Tornando-se a versão mais forte de mim mesmo

A trilha me deu a oportunidade de me esforçar mais do que pensava poderia ir, tanto mentalmente quanto fisicamente. Não me interpretem mal, chorei muito na trilha, mas chorei e continuei caminhando. Mesmo quando eu estava chateado ou bravo, ou não conseguia mais lidar com minha mochila pesada, ou desejava que o frio apenas acabasse, eu continuei andando. O que me ajudou muito nisso, porém, foi rir das coisas com Kara. Quando estávamos encharcados de chuva, sentávamos juntos em nossos ponchos e ouvíamos música havaiana, fingindo que estávamos em uma ilha quente e ensolarada. Quando um de nós caiu, atribuímos à queda uma classificação como se estivéssemos julgando uma competição olímpica de mergulho. Quando as únicas opções que você tem são rir ou chorar, na maioria das vezes, parece melhor escolher o riso.

Agora que sou oficialmente um caminhante na Trilha dos Apalaches e, para ser honesto, não muito ativo no momento, meu corpo se sente em desacordo consigo mesmo. Mentalmente, eu sei que posso caminhar 40 quilômetros em um único dia, mas ficaria incrivelmente dolorido se realmente fizesse isso. Você perde as pernas da trilha relativamente rápido quando não as usa, mas não vou perdê-las por muito tempo. Provar a mim mesmo que posso me forçar a esses tipos de extremos me motivou a continuar fazendo caminhadas e abordando novas trilhas (com temperaturas mais quentes - não sinto falta das partes nevadas e desoladas da Trilha dos Apalaches). A seguir, na minha lista de mochileiros: a trilha da Flórida com um amigo que conhecemos nesta caminhada e, com sorte, a trilha do Pacific Crest com meu pai e minha madrasta. Não importa que tipo de aventura eu embarque, vou manter minha mãe (e aquele pingente) perto do meu coração para me lembrar o quão forte e capaz eu realmente sou.

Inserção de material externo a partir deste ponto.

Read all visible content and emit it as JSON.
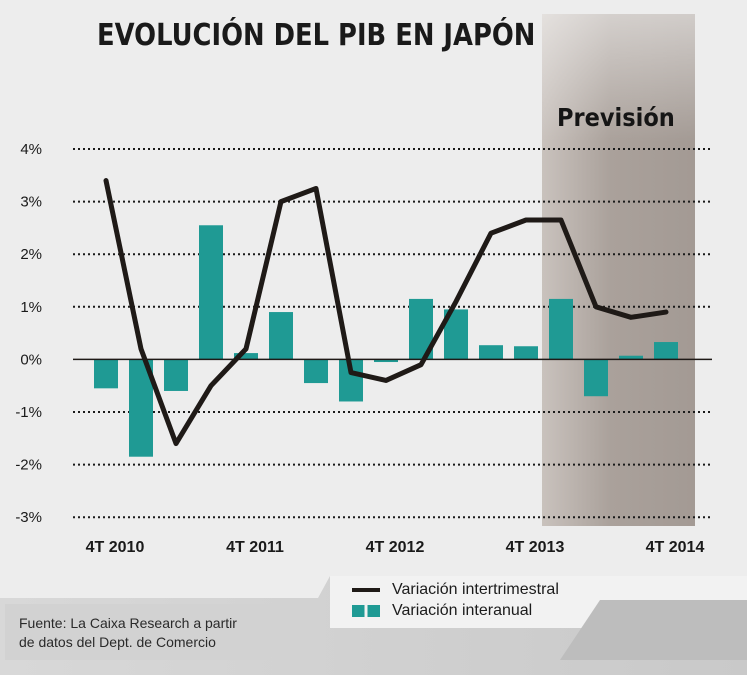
{
  "chart_data": {
    "type": "bar+line",
    "title": "EVOLUCIÓN DEL PIB EN JAPÓN",
    "forecast_label": "Previsión",
    "yticks": [
      "4%",
      "3%",
      "2%",
      "1%",
      "0%",
      "-1%",
      "-2%",
      "-3%"
    ],
    "ylim": [
      -3,
      4
    ],
    "xtick_labels": [
      "4T 2010",
      "4T 2011",
      "4T 2012",
      "4T 2013",
      "4T 2014"
    ],
    "quarters": [
      "4T 2010",
      "1T 2011",
      "2T 2011",
      "3T 2011",
      "4T 2011",
      "1T 2012",
      "2T 2012",
      "3T 2012",
      "4T 2012",
      "1T 2013",
      "2T 2013",
      "3T 2013",
      "4T 2013",
      "1T 2014",
      "2T 2014",
      "3T 2014",
      "4T 2014"
    ],
    "forecast_from": "1T 2014",
    "series": [
      {
        "name": "Variación interanual",
        "type": "bar",
        "color": "#1f9a94",
        "values": [
          -0.55,
          -1.85,
          -0.6,
          2.55,
          0.12,
          0.9,
          -0.45,
          -0.8,
          -0.05,
          1.15,
          0.95,
          0.27,
          0.25,
          1.15,
          -0.7,
          0.07,
          0.33
        ]
      },
      {
        "name": "Variación intertrimestral",
        "type": "line",
        "color": "#1f1a17",
        "values": [
          3.4,
          0.2,
          -1.6,
          -0.5,
          0.2,
          3.0,
          3.25,
          -0.25,
          -0.4,
          -0.1,
          1.1,
          2.4,
          2.65,
          2.65,
          1.0,
          0.8,
          0.9
        ]
      }
    ],
    "legend": {
      "line_label": "Variación intertrimestral",
      "bar_label": "Variación interanual"
    }
  },
  "source": {
    "line1": "Fuente: La Caixa Research a partir",
    "line2": "de datos del Dept. de Comercio"
  },
  "colors": {
    "background": "#ededed",
    "forecast_band": "#b3aba6",
    "bar": "#1f9a94",
    "line": "#1f1a17",
    "footer_band": "#cfcfcf"
  }
}
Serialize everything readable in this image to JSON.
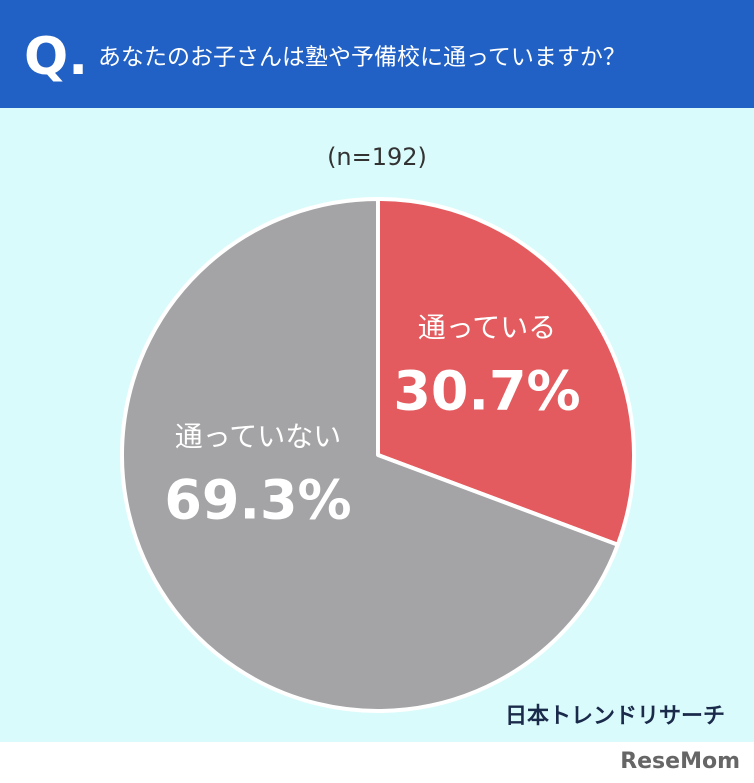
{
  "chart_data": {
    "type": "pie",
    "title_marker": "Q.",
    "title": "あなたのお子さんは塾や予備校に通っていますか？",
    "subtitle": "(n=192)",
    "categories": [
      "通っている",
      "通っていない"
    ],
    "values": [
      30.7,
      69.3
    ],
    "value_labels": [
      "30.7%",
      "69.3%"
    ],
    "colors": [
      "#e35b5e",
      "#a4a3a5"
    ],
    "annotations": [
      "日本トレンドリサーチ",
      "ReseMom"
    ]
  }
}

  • Por Heather Morris como dito a Megan Falk

Comentários (4)

*Estes comentários foram gerados por este site.

  • eugénia loffi
    eugénia loffi

    Produto de boa qualidade.

  • Cármina Beretta
    Cármina Beretta

    Muito bom recomendo.

  • sáli a. trocat
    sáli a. trocat

    Gostei do produto.

  • clarina o buso
    clarina o buso

    Nota 1000 Amo demais esse produto, super recomendo

Deixe o seu comentário

Ótimo! Agradecemos você por dedicar parte do seu tempo para nos deixar um comentário.